A grand jury in Conroe agreed. On Friday, it indicted Blackwelder on three counts, including second-degree manslaughter, felony tampering with evidence, and making a false report.
Blackwelder’s indictment may come as a surprise to regular readers of Dateline Houston because the last time a Harris County grand jury indicted a police officer for a shooting was in 2009. That officer—who shot an unarmed man three times in his own front yard mere seconds after arriving at a scene where no crime had occurred—was found not guilty of assault by a public servant.
Tragically, that’s not because Houston police rarely shoot unarmed people.
In June, a Harris County grand jury declined to indict the Houston police officer who shot and killed Brian Claunch, a one-armed, wheelchair-bound man with mental illness who threatened the officer’s partner with a ballpoint pen.
Last August, a grand jury cleared the Houston police officer who killed Blake Pate in events similar to the recent death of Jonathan Ferrell, a man shot by police in North Carolina as he sought help after a car accident.

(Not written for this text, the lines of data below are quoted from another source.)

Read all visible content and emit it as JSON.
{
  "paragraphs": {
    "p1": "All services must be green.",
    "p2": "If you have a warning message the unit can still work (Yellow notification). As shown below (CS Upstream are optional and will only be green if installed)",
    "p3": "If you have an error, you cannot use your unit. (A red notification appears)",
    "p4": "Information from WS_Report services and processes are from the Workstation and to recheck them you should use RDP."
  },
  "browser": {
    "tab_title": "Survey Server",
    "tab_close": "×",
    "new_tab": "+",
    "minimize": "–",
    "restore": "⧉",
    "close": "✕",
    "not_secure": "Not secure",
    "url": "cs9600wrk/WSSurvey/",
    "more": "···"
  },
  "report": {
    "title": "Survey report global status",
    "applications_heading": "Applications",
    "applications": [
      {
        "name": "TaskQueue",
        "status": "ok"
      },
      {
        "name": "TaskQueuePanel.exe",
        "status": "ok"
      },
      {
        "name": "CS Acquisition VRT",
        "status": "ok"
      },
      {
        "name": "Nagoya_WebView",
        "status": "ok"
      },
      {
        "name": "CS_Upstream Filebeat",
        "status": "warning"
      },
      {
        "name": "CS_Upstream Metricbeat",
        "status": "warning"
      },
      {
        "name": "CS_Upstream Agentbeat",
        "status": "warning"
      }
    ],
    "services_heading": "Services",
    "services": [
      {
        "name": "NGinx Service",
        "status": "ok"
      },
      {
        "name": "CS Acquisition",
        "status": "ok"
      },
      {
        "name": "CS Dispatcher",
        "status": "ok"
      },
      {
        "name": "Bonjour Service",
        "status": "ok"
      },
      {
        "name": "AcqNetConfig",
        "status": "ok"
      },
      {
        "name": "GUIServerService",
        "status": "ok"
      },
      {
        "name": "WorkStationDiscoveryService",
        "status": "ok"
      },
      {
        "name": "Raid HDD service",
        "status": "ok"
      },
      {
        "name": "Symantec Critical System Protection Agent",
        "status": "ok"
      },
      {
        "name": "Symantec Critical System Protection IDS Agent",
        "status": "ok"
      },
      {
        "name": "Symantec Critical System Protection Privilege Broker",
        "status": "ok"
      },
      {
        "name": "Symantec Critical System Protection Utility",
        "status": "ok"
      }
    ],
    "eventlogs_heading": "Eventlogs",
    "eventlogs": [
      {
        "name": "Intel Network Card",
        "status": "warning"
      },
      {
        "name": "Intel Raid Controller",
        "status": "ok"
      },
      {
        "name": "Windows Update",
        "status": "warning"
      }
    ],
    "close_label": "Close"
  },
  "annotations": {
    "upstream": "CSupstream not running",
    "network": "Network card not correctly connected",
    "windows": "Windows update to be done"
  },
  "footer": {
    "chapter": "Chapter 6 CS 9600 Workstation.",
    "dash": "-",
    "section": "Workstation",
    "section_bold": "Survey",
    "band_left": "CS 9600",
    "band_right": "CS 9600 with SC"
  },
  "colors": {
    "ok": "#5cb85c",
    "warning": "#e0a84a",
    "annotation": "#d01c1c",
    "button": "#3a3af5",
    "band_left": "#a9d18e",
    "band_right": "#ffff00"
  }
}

On Christmas Day of 2011, Pate was in a wreck while leaving his family’s home. He was unarmed, sober, and had no criminal record. A lawyer for Pate’s family told the Houston Press, “Blake appeared to be disoriented because he’d just been in a car accident. He started to the nearest streetlight. Along the way, Sergeant Curtis Hampton of the Houston Police Department intercepted him.” Hampton says a struggle ensued, he ended up on his back, and, fearing for his life, shot Pate three times.
A Texas Observer investigation found in the last six years, not a single Houston police officer has been disciplined for shooting a person or animal. It also found that although most complaints against HPD come from other officers, very few officers are punished, most punishments are written reprimands, and HPD officers—even those like Curtis Hampton—are almost impossible to fire.